Day by day, as the Coronavirus asserts itself into our lives, the pandemic’s partners, Confusion and Melancholy, assume important roles. They make us question the world that once made sense. We stare into our phones and computer screens, hoping for the possibility that this is all just a crazy dream. But by Day Fifteen, it became clear that this crazy dream is durable. Looking at my phone for answers gradually gave me a headache. An elongated shadow of dread followed me from my apartment to the mailbox (the prescribed boundaries of life; the new world). With this new world difficult to reconcile, I finally ventured beyond my mailbox. But my street was empty. So, I went to bed each night and I put on the same music. The same album. The album that made me forget about all of this. And by Day Thirty, I realized I couldn’t stop listening to it.
The album that sent me safely to sleep was called Songs of Praise. The artist, African Head Charge. Confusion and Melancholy loosened their grip on me when I pressed ‘Play.’ The rhythmic undertow closed my eyes to the strange world beyond my windows. It allowed me to feel human again. I felt my heart unflex itself, and I could imagine my pulse descending into that slow, sweet spot that the best reggae music achieves. Upon waking, the vapor trail hint of their songs—songs I was not awake to hear—remained within me, lingering in my subconscious like a vague but pleasant dream.
African Head Charge create a synthesis of experimental reggae, psychedelia, dub, and electronica. Rhythm from the drums and bongos, play into one another like percussive molecules. Neglecting the reggae upstroke, guitars coat the songs, like “Hold Some More,” with an orderly residue of jazz. The pianos and understated keyboards contend with feathered whispers of noise. But like the best reggae (and the best of everything), it is the bass guitar that marries everything, even those scratchy samples reminiscent of voices trapped in a series of yellowed photographs, like the ones that haunt tracks like “Dervish Chant,” “Healing Ceremony,” and “Deer Spirit Song.” Jamaican-born percussionist and vocalist, Bonjo Iyabinghi Noah and English producer Adrian Sherwood comprise the group, but they have collaborated with various musicians to create the dozen albums in African Head Charge’s resonant discography. 1990’s Songs of Praise is widely considered their finest moment.

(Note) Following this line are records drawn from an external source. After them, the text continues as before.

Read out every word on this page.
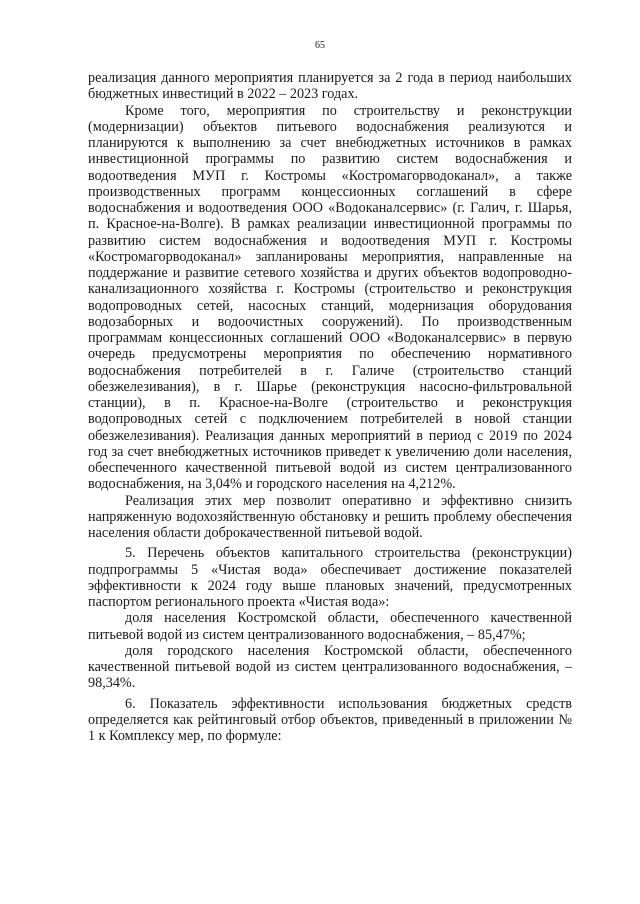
65

реализация данного мероприятия планируется за 2 года в период наибольших бюджетных инвестиций в 2022 – 2023 годах.

Кроме того, мероприятия по строительству и реконструкции (модернизации) объектов питьевого водоснабжения реализуются и планируются к выполнению за счет внебюджетных источников в рамках инвестиционной программы по развитию систем водоснабжения и водоотведения МУП г. Костромы «Костромагорводоканал», а также производственных программ концессионных соглашений в сфере водоснабжения и водоотведения ООО «Водоканалсервис» (г. Галич, г. Шарья, п. Красное-на-Волге). В рамках реализации инвестиционной программы по развитию систем водоснабжения и водоотведения МУП г. Костромы «Костромагорводоканал» запланированы мероприятия, направленные на поддержание и развитие сетевого хозяйства и других объектов водопроводно-канализационного хозяйства г. Костромы (строительство и реконструкция водопроводных сетей, насосных станций, модернизация оборудования водозаборных и водоочистных сооружений). По производственным программам концессионных соглашений ООО «Водоканалсервис» в первую очередь предусмотрены мероприятия по обеспечению нормативного водоснабжения потребителей в г. Галиче (строительство станций обезжелезивания), в г. Шарье (реконструкция насосно-фильтровальной станции), в п. Красное-на-Волге (строительство и реконструкция водопроводных сетей с подключением потребителей в новой станции обезжелезивания). Реализация данных мероприятий в период с 2019 по 2024 год за счет внебюджетных источников приведет к увеличению доли населения, обеспеченного качественной питьевой водой из систем централизованного водоснабжения, на 3,04% и городского населения на 4,212%.

Реализация этих мер позволит оперативно и эффективно снизить напряженную водохозяйственную обстановку и решить проблему обеспечения населения области доброкачественной питьевой водой.

5. Перечень объектов капитального строительства (реконструкции) подпрограммы 5 «Чистая вода» обеспечивает достижение показателей эффективности к 2024 году выше плановых значений, предусмотренных паспортом регионального проекта «Чистая вода»:

доля населения Костромской области, обеспеченного качественной питьевой водой из систем централизованного водоснабжения, – 85,47%;

доля городского населения Костромской области, обеспеченного качественной питьевой водой из систем централизованного водоснабжения, – 98,34%.

6. Показатель эффективности использования бюджетных средств определяется как рейтинговый отбор объектов, приведенный в приложении № 1 к Комплексу мер, по формуле:
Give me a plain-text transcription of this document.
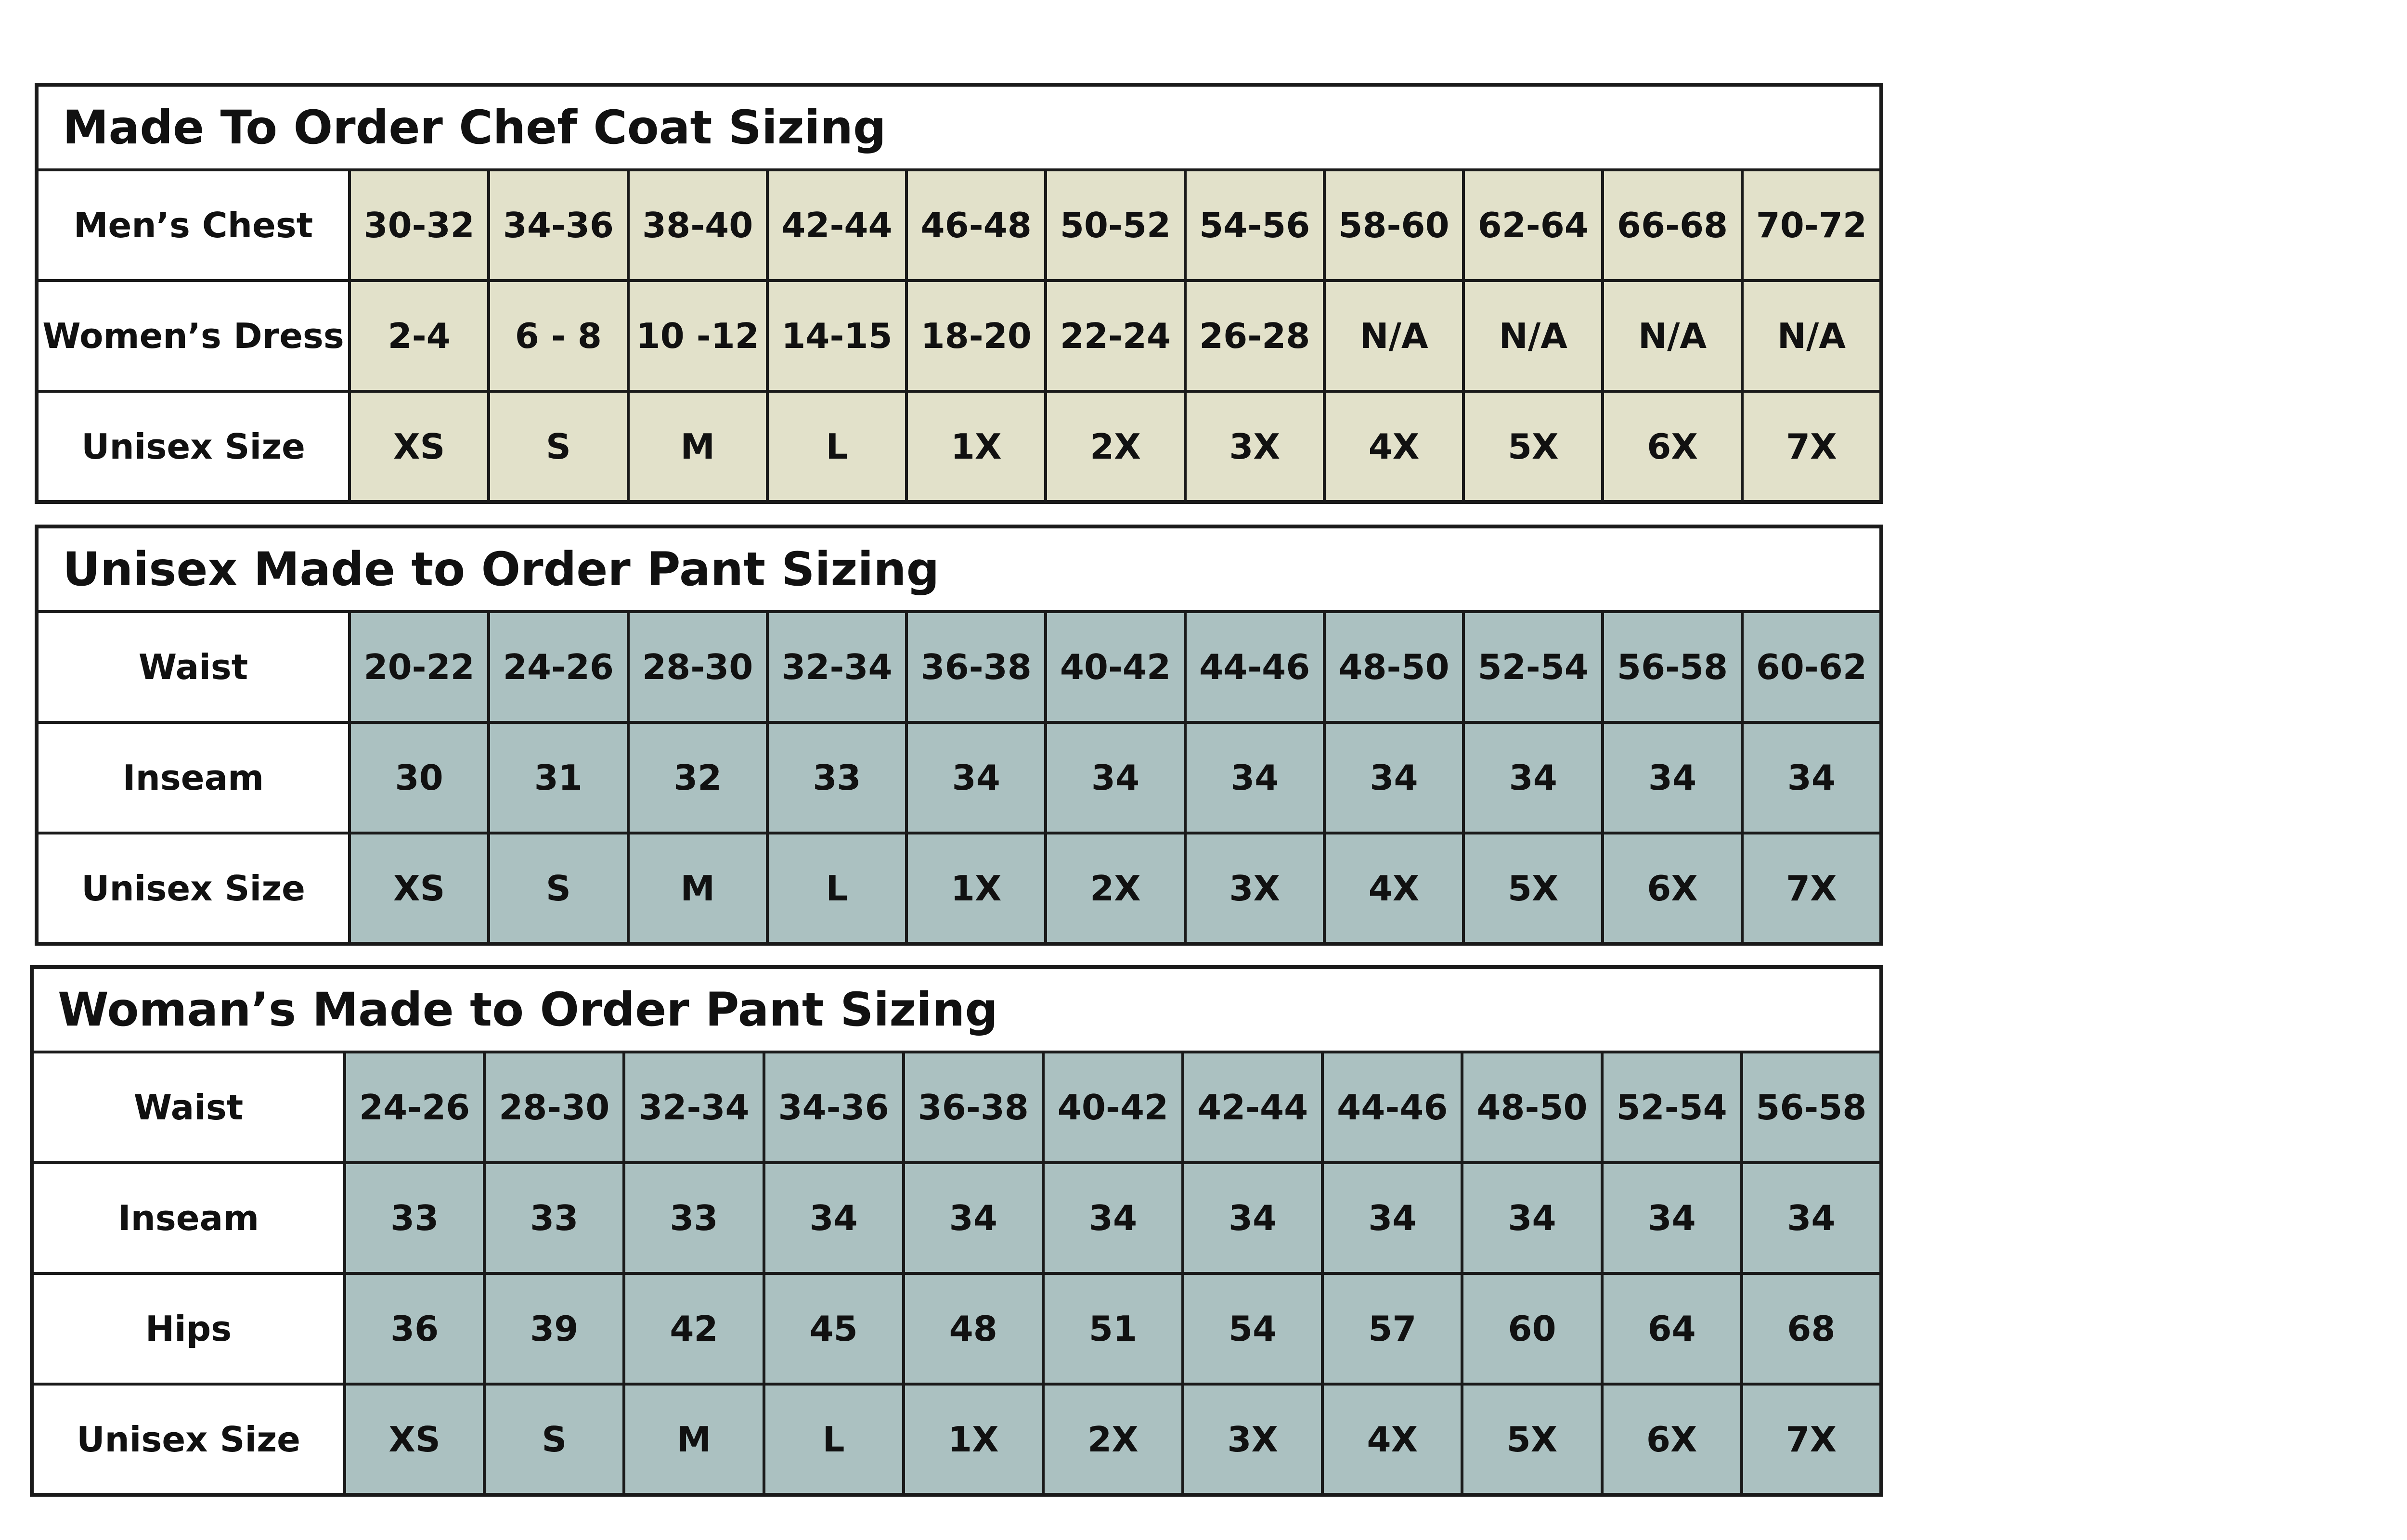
Made To Order Chef Coat Sizing											
Men’s Chest	30-32	34-36	38-40	42-44	46-48	50-52	54-56	58-60	62-64	66-68	70-72
Women’s Dress	2-4	6 - 8	10 -12	14-15	18-20	22-24	26-28	N/A	N/A	N/A	N/A
Unisex Size	XS	S	M	L	1X	2X	3X	4X	5X	6X	7X
Unisex Made to Order Pant Sizing											
Waist	20-22	24-26	28-30	32-34	36-38	40-42	44-46	48-50	52-54	56-58	60-62
Inseam	30	31	32	33	34	34	34	34	34	34	34
Unisex Size	XS	S	M	L	1X	2X	3X	4X	5X	6X	7X
Woman’s Made to Order Pant Sizing											
Waist	24-26	28-30	32-34	34-36	36-38	40-42	42-44	44-46	48-50	52-54	56-58
Inseam	33	33	33	34	34	34	34	34	34	34	34
Hips	36	39	42	45	48	51	54	57	60	64	68
Unisex Size	XS	S	M	L	1X	2X	3X	4X	5X	6X	7X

I came across Songs of Praise by accident, at the Seattle Public Library, a moment of serendipitous providence. I hadn’t listened much to this album. Not until the Coronavirus forced me inside. Fascinated by its cover art and song titles, I wondered what the album was really about. Noah says, the album focuses on the beauty of music and the catharsis of belief. He says, “Whether you’re a monk or Sheikh or whatever, that’s what Songs of Praise was all about.” He said that the album was an ode to faith, no matter its source. Noah also emphasizes the ability of the world to come together, saying that the album has nothing to do with the individual but with the whole world. And, as Day 100 of the Coronavirus lockdown approaches, I believe that the world needs good music—like Songs of Praise—to help us make it to the other side of this. To keep Confusion and Melancholy at bay.